2024 Florida Cup

Tournament details
- Host country: United States
- Dates: July 23 – August 3
- Teams: 5 (from 1 confederation)
- Venue: 4 (in 4 host cities)

Tournament statistics
- Matches played: 4
- Goals scored: 22 (5.5 per match)
- Top scorer(s): Erling Haaland (Manchester City; 5 goals)

= 2024 Florida Cup =

Tenth edition of Florida Cup

The 2024 Florida Cup was the tenth edition of the Florida Cup, a friendly association football tournament played in the United States. It was contested from July 23 to August 3, 2024. For the third year, the tournament was not a true friendly cup competition but rather a series of friendlies referred to as the FC Series.

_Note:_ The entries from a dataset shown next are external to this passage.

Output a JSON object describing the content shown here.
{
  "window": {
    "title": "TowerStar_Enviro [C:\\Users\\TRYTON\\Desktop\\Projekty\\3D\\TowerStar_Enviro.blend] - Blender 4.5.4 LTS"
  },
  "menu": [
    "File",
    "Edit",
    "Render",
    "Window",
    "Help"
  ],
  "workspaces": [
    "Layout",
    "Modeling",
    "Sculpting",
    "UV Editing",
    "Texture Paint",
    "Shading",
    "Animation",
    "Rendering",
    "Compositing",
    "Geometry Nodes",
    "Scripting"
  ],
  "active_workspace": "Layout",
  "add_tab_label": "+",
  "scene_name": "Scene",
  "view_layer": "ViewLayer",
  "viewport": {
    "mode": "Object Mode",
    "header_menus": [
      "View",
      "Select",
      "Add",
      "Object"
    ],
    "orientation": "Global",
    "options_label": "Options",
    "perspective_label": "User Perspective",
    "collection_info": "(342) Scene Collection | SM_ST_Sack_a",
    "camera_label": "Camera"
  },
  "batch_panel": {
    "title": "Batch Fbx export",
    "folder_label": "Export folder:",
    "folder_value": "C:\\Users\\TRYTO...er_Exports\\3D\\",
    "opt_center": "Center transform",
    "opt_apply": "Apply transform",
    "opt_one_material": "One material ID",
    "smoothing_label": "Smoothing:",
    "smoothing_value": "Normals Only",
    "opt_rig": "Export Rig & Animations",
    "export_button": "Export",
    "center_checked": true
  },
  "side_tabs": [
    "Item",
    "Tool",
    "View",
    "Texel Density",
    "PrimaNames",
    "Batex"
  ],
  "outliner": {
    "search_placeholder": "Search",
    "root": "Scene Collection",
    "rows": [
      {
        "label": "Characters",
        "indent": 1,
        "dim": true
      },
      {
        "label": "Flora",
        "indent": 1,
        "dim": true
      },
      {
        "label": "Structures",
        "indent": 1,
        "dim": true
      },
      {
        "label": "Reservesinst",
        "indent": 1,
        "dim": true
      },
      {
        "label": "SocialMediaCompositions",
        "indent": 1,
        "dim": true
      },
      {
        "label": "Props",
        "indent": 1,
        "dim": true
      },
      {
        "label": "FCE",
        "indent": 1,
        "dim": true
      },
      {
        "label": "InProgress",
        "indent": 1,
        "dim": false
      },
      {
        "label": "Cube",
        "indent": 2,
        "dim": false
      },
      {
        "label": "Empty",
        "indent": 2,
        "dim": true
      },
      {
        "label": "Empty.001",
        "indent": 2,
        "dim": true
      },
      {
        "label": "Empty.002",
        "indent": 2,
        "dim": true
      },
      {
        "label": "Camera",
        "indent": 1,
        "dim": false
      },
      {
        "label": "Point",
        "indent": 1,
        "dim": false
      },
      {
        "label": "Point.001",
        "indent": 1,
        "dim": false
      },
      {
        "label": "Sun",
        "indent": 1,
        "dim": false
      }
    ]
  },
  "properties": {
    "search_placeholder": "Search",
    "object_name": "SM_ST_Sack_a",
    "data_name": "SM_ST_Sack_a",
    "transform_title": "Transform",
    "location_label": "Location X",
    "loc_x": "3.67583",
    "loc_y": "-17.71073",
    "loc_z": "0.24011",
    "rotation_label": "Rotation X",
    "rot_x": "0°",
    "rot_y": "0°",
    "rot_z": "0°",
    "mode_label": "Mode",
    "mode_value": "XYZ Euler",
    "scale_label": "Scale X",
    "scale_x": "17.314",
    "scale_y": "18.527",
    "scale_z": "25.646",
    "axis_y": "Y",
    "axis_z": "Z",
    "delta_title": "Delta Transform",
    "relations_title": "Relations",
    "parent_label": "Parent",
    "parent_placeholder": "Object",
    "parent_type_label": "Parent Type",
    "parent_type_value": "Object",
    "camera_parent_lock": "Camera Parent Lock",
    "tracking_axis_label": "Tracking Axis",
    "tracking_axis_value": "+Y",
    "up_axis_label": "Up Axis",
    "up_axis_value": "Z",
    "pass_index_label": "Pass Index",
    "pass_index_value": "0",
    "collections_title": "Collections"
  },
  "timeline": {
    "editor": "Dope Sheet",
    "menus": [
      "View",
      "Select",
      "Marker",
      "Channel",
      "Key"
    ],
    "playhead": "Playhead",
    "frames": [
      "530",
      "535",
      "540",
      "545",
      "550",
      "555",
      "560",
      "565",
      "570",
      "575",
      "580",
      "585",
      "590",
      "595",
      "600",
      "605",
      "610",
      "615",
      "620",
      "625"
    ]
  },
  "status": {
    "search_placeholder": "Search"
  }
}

The series featured Manchester City playing against four other teams over the course of the series, including Celtic, Milan, Barcelona, and Chelsea. Additionally, two friendlies organized by the FC Series but not as part of the series proper featured Chelsea play Celtic and América. Two of the FC Series games were also part of a larger Soccer Champions Tour.

==Teams==

Nation: Team; Location; Confederation; League
England: Manchester City; Manchester; UEFA; Premier League
Chelsea: London
Scotland: Celtic; Glasgow; Scottish Premiership
Italy: Milan; Milan; Serie A
Spain: Barcelona; Barcelona; La Liga
Mexico: América; Mexico City; CONCACAF; Liga MX

==Venues==

- FC Series

| Chapel Hill, North Carolina | New York, New York |
|---|---|
| Kenan Memorial Stadium | Yankee Stadium |
| Capacity: 50,500 | Capacity: 47,309 |
| Orlando, Florida | Columbus, Ohio |
| Camping World Stadium | Ohio Stadium |
| Capacity: 65,000 | Capacity: 102,780 |

- Non-series friendlies

| Notre Dame, Indiana | Atlanta, Georgia |
|---|---|
| Notre Dame Stadium | Mercedes-Benz Stadium |
| Capacity: 77,622 | Capacity: 50,500 |

==Matches==
- FC Series

Manchester City 3-4 Celtic
  Manchester City: Bobb 33', Perrone 46', Haaland 57'
  Celtic: Kühn 13', 36', Furuhashi 44', Palma 68'
----

Manchester City 2-3 Milan
  Manchester City: Haaland 19', McAtee 55'
  Milan: Colombo 30', 34', Nasti 78'
----

Barcelona 2-2 Manchester City
  Barcelona: Víctor 24', Torre
  Manchester City: O'Reilly 39', Grealish 60'
----

Manchester City 4-2 Chelsea
  Manchester City: Haaland 4' (pen.), 5', 56', Bobb 55'
  Chelsea: Sterling 59', Madueke 89'

- Non-series friendlies

Chelsea 1-4 Celtic
  Chelsea : Nkunku 89' (pen.)
  Celtic: O'Riley 19', Furuhashi 33', Palma 76', M. Johnston 79'
----

Chelsea 3-0 América
  Chelsea: Nkunku 3' (pen.), Guiu 21', Madueke 79' (pen.)